Friend turned foe: evolution of enterococcal virulence and antibiotic resistance

Abstract

The enterococci are an ancient genus that evolved along with the tree of life. These intrinsically rugged bacteria are highly adapted members of the intestinal consortia of a range of hosts that spans the animal kingdom. Enterococci are also leading opportunistic hospital pathogens, causing infections that are often resistant to treatment with most antibiotics. Despite the importance of enterococci as hospital pathogens, the vast majority live outside of humans, and nearly all of their evolutionary history took place before the appearance of modern humans. Because hospital infections represent evolutionary end points, traits that exacerbate human infection are unlikely to have evolved for that purpose. However, clusters of traits have converged in specific lineages that are well adapted to colonize the antibiotic-perturbed gastrointestinal tracts of patients and that thrive in the hospital environment. Here we discuss these traits in an evolutionary context, as well as how comparative genomics is providing new insights into the evolution of the enterococci.

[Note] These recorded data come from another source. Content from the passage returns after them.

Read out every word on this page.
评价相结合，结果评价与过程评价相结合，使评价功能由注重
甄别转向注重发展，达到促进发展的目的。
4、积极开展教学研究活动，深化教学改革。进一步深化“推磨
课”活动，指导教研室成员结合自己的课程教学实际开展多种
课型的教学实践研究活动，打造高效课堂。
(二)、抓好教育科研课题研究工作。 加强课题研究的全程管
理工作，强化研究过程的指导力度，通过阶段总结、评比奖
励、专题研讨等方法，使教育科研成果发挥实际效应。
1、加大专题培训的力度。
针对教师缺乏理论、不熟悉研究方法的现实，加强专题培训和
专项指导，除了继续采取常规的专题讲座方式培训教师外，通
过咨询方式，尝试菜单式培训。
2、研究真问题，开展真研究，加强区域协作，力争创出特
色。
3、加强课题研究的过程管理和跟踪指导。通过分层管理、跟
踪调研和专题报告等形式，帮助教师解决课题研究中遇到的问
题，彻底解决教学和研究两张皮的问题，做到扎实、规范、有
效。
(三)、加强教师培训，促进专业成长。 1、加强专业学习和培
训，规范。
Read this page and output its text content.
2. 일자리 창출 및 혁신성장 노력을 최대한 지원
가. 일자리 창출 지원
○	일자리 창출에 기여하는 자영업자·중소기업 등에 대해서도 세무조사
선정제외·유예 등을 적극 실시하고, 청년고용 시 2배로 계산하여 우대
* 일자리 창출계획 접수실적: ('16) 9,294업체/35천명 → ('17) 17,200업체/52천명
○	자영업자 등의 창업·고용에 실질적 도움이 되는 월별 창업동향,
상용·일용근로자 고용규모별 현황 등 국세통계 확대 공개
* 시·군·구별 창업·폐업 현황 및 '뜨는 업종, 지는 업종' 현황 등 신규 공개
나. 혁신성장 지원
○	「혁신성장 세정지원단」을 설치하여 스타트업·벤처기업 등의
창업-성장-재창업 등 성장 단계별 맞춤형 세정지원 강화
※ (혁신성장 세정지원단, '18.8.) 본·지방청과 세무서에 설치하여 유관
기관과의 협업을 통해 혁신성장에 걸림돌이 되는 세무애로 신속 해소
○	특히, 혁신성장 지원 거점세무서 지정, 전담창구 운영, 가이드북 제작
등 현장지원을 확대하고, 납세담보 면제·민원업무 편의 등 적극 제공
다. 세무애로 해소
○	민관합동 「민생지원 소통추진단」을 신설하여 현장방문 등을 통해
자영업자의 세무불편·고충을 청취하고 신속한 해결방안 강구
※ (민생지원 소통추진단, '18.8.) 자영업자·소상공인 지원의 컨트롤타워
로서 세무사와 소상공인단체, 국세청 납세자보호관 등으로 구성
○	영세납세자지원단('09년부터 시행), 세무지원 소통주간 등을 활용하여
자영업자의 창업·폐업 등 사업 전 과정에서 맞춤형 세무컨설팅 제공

Keywords: Enterococcus; genomics; human-associated microbial flora.

Figure 1

Simplified tree of eukaryotic life, with blue shading indicating animals with which enterococci have been found to be associated. The labels to the left of the tree show approximate geologic periods.

Figure 2

Phylogenetic tree of the genus Enterococcus. Available 16S rRNA gene sequences for each species were compiled using Geneious software (Biomatters, Ltd., San Francisco, California) with a neighbor-joining algorithm. The 16S rRNA sequence of Vagococcus lutrae was used as an outgroup. Bootstrap values are shown for nodes with more than two branches and were generated over 1,000 iterations.

Figure 3

Clustered regularly interspaced short palindromic repeats (CRISPR)/Cas loci and acquired antibiotic resistances in Enterococcus faecalis. Strains are ordered by date of isolation, from oldest to most recent, and approximate decades of isolation are shown to the left of the strain names. Presence of acquired antibiotic resistances is shown with orange shading, and CRISPR/Cas locus presence is shown in blue. Only strains containing an acquired antibiotic resistance or a CRISPR/Cas locus are included. Antibiotic resistances were profiled in Reference 74 and correspond to the following compounds: tetracycline (tetM and tetL), chloramphenicol (cat), gentamicin (aac-aph), erythromycin (ermB), ampicillin (blaZ), and vancomycin (vanA/B). Figure is adapted from Reference 87.

Figure 4

(a) Unrooted Bayesian phylogeny of translated vanA sequences analyzed in Reference 25. Blue denotes strains with VanHAX clusters confirmed to confer resistance to vancomycin; sequences containing stop codons but homology throughout are noted with a single asterisk. The scale bar represents 0.1 substitutions per site. Panel is reproduced from Reference 25. (b) Number of patients and cumulative percentage of New York City (NYC) hospitals with vancomycin-resistant enterococci infection between 1989 and 1991. Panel is reproduced from Reference 35.

Figure 5

RAxML (113) single-nucleotide-polymorphism-based tree based on concatenated alignments of DNA sequences of 1,344 single-copy core genes in 73 Enterococcus faecium genomes. Bootstrapping was performed with 1,000 replicates. The origins of the strains and the dates for the split between the clades, estimated by BEAST analysis (29), are indicated. The infectivity score reflects the number of strains of a particular sequence type, in the MLST database, isolated from infection. Three clades are highlighted: B in blue, A1 in red, and A2 in grey. Figure is reproduced from Reference 61.